A la literatura en cuanto arte no se la puede ver como una categoría separada del proceso social que la contiene: es un acto de solidaridad histórica y participa de la multiplicidad de la práctica cultural, como decían Barthes y Williams. Por eso resulta tan apasionante la relectura de las crónicas de José Martí: obligan a tomar conciencia de lo que convive dentro de la escritura. En su “impureza” dentro de las divisiones de los discursos, en su marginalidad con respecto a las categorías estrablecidas, está lo que él aspiraba en la literatura: romper con los clisés, permitir nuevas formas de percepción.

Al insistir en la originalidad y en la no repetición, se encuentra el modo de la ruptura real. Confrontar lo aprendido con la experiencia propia es ponerlo en duda, revisarlo y sólo dejarlo cuando se ha confirmado que no se trata de una pura convención o transformarlo en otra forma de verdad. Las crónicas de Martí son producto de ese proceso. Pueden incluir muchos sistemas de representación, pero en el resultado de la confrontación y en la mixtura personal está su novedad, su originalidad.

La estética que propone no es imitación de nada: sobrepasa los esquemas de los que salió, fundando en Hispanoamérica un modo de relacionar los elementos del lenguaje y de la realidad, una escritura y una voz propia.

Vista así, la hibridez de la crónica no es peyorativa, sino la expresión más ajustada a una concepción poética.
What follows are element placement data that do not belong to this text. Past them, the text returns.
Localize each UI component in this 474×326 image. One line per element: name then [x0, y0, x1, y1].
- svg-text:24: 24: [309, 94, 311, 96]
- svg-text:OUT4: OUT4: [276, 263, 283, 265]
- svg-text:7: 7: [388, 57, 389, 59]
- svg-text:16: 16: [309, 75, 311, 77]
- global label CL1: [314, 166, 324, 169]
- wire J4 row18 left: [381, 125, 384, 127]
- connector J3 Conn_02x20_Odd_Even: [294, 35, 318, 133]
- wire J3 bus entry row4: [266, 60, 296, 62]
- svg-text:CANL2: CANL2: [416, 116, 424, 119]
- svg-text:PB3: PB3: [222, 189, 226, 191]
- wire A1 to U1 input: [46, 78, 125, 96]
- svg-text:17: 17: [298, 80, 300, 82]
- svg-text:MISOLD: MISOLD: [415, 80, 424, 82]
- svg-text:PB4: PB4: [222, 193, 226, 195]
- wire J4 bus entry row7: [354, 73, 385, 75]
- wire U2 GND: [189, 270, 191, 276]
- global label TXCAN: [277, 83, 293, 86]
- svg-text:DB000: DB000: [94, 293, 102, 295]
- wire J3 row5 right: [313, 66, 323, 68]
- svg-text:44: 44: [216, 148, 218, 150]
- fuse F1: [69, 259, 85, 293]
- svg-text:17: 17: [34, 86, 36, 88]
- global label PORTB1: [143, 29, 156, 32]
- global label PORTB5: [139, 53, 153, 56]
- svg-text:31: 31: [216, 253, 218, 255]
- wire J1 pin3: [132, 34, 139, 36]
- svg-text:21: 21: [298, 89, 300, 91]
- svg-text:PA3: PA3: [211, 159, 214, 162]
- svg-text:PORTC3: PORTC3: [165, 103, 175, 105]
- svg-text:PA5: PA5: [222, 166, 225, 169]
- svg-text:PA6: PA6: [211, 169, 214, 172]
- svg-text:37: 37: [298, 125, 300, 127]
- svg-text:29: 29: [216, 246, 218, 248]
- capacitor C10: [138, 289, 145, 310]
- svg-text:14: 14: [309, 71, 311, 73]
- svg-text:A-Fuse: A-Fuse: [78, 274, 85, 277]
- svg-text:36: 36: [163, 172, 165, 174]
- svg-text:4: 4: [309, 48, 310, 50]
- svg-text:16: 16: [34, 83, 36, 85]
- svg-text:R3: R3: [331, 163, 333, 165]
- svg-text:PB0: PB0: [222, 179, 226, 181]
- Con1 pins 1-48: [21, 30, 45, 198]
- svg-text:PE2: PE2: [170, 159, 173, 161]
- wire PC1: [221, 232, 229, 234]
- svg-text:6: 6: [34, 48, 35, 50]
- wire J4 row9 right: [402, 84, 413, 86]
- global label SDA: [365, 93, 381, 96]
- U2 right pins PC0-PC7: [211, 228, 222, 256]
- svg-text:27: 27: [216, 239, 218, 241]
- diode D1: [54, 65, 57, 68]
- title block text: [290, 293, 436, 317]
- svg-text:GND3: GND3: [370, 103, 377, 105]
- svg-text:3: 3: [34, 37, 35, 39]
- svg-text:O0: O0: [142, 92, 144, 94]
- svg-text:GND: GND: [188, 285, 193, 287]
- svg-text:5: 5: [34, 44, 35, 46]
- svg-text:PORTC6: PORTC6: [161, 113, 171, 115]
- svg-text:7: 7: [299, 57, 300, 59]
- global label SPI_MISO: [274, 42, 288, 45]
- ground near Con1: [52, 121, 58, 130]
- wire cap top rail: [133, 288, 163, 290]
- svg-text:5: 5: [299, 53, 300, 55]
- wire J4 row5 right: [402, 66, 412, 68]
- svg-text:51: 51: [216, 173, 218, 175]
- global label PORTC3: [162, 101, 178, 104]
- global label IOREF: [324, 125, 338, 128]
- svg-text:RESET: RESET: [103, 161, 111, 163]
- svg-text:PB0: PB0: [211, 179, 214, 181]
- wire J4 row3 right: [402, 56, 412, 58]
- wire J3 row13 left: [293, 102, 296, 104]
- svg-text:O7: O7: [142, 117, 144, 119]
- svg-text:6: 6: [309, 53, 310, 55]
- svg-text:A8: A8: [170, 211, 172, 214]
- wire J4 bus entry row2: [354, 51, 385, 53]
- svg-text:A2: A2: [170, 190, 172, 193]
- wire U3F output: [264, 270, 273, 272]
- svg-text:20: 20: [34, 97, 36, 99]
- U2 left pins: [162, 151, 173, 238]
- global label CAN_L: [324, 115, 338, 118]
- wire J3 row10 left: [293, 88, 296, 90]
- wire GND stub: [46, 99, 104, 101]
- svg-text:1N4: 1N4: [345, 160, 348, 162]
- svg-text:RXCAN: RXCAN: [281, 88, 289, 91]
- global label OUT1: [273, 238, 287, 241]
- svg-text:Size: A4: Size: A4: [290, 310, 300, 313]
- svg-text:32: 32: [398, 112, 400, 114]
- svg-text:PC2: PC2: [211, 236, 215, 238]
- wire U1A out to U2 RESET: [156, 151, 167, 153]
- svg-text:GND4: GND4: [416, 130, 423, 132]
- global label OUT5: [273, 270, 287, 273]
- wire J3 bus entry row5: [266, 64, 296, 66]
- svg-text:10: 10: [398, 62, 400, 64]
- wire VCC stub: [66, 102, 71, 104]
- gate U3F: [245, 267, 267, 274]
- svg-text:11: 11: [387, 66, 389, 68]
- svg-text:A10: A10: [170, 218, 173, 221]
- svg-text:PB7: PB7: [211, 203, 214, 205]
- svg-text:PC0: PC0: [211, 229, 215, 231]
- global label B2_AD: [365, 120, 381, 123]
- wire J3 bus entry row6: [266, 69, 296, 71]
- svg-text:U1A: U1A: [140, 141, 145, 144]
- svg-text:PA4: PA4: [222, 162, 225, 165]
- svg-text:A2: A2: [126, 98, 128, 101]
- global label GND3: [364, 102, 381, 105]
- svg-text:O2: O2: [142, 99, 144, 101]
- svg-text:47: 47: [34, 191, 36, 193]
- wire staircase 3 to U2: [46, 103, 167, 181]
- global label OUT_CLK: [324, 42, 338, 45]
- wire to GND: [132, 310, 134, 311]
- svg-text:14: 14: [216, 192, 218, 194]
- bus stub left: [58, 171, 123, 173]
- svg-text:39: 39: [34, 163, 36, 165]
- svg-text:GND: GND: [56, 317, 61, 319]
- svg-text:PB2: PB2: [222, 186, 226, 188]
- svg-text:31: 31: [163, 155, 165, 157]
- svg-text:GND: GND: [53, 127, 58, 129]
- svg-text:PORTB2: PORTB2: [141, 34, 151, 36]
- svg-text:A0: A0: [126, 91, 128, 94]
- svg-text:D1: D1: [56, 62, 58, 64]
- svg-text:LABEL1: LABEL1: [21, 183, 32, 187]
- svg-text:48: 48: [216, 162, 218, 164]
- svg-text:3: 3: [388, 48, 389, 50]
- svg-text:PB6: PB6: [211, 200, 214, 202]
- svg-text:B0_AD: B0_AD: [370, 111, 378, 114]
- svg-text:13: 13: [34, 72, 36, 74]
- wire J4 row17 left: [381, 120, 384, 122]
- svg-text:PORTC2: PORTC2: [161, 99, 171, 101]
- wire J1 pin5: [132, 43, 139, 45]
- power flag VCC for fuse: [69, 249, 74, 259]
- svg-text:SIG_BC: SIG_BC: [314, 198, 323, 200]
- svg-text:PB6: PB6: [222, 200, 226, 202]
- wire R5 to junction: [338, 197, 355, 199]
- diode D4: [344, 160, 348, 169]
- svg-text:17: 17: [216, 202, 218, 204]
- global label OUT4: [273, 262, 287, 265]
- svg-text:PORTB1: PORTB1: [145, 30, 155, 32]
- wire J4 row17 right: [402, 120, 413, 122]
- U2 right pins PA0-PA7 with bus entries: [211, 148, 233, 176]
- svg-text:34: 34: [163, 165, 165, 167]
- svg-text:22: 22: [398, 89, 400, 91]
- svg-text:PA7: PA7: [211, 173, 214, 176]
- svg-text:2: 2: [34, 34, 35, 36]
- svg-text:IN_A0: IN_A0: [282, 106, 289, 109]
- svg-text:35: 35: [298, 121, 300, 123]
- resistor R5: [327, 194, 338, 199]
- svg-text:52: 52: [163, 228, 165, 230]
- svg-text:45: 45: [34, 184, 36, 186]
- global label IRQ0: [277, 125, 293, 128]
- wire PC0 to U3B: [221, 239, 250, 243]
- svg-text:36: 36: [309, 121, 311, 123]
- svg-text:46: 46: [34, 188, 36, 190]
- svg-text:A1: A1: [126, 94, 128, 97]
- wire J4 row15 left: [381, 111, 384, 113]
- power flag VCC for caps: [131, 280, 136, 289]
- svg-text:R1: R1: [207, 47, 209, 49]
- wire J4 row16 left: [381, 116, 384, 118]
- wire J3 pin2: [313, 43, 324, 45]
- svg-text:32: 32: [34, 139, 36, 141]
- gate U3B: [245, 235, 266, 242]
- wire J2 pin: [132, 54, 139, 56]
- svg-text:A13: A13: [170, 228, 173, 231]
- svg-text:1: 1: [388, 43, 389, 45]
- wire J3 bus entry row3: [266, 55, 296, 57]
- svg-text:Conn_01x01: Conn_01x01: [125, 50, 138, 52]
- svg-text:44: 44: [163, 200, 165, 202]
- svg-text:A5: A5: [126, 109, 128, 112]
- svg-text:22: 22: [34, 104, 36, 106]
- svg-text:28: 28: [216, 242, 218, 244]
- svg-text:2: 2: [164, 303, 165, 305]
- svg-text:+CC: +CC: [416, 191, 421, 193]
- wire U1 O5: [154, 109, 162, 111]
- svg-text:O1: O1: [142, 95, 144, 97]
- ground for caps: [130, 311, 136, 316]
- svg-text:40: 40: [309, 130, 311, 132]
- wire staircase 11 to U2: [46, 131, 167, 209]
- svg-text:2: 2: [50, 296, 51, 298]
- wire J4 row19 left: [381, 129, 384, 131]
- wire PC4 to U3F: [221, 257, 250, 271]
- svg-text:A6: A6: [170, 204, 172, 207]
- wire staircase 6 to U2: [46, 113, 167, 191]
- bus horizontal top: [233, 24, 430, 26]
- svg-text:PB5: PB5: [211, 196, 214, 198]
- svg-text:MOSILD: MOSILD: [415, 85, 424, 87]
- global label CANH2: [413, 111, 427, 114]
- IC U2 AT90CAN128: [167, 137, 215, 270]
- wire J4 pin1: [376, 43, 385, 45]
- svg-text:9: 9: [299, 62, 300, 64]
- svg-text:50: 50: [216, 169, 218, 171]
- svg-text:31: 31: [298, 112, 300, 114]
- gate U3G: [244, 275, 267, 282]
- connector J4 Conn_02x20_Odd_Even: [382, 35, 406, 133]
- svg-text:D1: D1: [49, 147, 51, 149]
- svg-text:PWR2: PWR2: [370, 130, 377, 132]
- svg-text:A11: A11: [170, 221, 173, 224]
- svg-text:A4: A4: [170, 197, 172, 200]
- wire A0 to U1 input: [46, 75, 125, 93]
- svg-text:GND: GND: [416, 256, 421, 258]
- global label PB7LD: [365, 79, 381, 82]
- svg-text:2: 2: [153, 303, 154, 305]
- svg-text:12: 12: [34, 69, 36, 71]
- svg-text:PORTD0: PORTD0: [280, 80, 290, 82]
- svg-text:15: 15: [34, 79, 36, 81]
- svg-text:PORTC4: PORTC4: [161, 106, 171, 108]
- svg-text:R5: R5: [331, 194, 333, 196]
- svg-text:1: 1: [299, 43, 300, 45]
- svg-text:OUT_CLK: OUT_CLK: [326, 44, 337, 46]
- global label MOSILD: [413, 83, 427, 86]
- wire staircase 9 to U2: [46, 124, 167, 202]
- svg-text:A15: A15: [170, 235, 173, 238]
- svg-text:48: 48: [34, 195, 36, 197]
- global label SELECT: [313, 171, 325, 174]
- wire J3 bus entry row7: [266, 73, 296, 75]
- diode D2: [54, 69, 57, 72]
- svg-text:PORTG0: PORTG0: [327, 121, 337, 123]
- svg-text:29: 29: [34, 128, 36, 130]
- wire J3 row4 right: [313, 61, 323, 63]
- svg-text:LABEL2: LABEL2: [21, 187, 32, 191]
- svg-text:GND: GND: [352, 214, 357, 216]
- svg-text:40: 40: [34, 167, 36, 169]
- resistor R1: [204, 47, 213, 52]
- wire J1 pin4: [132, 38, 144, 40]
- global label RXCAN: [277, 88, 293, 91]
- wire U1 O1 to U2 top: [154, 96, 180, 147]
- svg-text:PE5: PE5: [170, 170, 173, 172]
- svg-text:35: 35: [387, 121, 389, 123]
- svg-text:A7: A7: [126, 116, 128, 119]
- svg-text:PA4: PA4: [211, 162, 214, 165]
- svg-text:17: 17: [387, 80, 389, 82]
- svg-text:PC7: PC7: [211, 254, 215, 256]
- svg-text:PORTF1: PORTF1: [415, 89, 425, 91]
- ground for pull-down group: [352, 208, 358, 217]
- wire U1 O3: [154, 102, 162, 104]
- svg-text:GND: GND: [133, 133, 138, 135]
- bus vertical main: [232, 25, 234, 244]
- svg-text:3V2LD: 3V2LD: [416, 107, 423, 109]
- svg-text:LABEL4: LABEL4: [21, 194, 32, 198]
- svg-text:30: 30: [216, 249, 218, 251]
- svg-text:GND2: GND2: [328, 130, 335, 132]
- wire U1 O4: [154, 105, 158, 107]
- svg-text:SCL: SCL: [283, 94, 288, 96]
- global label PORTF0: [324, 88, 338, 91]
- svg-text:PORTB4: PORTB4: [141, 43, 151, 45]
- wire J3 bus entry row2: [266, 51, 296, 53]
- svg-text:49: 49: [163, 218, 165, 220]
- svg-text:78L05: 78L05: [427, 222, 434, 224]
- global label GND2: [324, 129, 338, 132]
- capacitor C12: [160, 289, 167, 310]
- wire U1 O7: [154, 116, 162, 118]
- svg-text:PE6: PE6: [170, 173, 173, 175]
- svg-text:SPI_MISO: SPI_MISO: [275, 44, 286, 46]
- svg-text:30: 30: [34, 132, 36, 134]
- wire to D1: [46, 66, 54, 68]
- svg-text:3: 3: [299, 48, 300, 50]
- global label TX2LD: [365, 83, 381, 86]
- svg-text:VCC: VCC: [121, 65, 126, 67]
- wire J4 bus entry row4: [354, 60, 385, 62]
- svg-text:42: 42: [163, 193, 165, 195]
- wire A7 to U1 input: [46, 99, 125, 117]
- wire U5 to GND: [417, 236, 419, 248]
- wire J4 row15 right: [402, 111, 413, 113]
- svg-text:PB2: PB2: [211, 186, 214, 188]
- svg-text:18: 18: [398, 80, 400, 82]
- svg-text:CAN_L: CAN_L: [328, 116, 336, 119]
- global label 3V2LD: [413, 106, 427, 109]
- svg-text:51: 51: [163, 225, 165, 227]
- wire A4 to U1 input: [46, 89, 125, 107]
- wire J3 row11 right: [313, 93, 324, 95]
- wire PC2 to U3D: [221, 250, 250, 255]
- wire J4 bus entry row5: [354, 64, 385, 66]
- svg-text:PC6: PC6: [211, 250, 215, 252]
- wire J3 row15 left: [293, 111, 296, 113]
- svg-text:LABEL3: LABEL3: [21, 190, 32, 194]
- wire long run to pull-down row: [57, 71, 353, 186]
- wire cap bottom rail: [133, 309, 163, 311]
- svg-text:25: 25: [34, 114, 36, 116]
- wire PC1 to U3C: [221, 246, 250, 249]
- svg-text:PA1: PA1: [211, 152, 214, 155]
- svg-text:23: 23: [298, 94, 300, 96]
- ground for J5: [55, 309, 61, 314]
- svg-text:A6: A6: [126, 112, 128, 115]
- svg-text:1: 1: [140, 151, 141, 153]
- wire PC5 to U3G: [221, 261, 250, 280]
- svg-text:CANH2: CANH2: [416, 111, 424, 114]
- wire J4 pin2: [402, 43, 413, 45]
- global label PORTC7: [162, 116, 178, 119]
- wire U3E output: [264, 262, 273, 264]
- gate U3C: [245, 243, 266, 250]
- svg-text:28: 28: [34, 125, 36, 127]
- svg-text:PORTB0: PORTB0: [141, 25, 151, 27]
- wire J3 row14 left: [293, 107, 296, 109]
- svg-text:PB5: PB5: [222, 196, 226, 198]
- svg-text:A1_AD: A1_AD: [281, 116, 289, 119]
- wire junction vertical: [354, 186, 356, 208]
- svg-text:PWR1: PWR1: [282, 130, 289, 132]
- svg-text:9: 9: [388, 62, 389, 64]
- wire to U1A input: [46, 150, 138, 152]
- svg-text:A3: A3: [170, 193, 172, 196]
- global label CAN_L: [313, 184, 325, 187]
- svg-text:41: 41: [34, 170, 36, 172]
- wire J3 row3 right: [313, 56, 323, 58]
Como decía Medvedev/Bakhtin: el género es la expresión total y no sólo un aspecto más.

En cada época de crisis, los agentes en pugna tratan de reconstruir una unidad vehiculizando un sistema de narración. Y en esa época de tensión desestabilizadora, Martí y los modernistas crearon un espacio de condensación y de lucha -un espacio dialéctico no resuelto ni estático, en resonancia con la época-, donde el idealismo se asienta en lo real, donde sobre el yo ordenador gravitan la historia y la inmediatez, donde se encuentran todas las mezclas convertidas en una unidad singular, autónoma y tan contradictoria como su época.

La crónica propone una épica con el hombre moderno como protagonista, narrado a través de un yo colectivo que procura expresar la vida entera, a través de un sistema de representación capaz de relacionar las distintas formas de existencia, explorando e incorporando al máximo las técnicas de escritura.

La crónica modernista fue un laboratorio de ensayo permanente, el espacio de difusión y contagio de una sensibilidad y de una forma de entender lo literario que tiene que ver con la belleza, con la selección consciente del lenguaje, con el trabajo con imágenes sensoriales y los símbolos, con la mixtura de lo extranjero y de lo propio, de los estilos, de los géneros, de las artes, de la democracia y de la épica, de la naturaleza y de la realidad social e íntima, del dolor decadente de parnasianos y simbolistas y a la vez de la fe en el futuro, en la armonía cósmica y en el liberalismo. La duda es el sistema que anuncia ya al hombre anfibio que Hegel preveía para la modernidad.

Las crónicas modernistas son los antecedentes directos de lo que en los años 50 y 60 de este siglo habría de llamarse “nuevo periodismo” y “literatura de no ficción”. Su hibridez insoluble, las imperfecciones como condición, la movilidad, el cuestionamiento, el sincretismo y esa marginalidad que no termina de acomodarse en ninguna parte, son la mejor voz de una época .la nuestra- que a partir de entonces sólo sabe que es cierta la propia experiencia, que se mueve disgregada entre la información constante y la ausencia de tradición que sea la de la duda. Una época que vive -como los modernistas- en busca de la armonía perdida, en pos de alguna belleza.

Rotker, Susana. 1992. Ediciones Letra Buena. Pags 197 a 203. Conclusiones. Aventura y transgresión de una lectura y una escritura.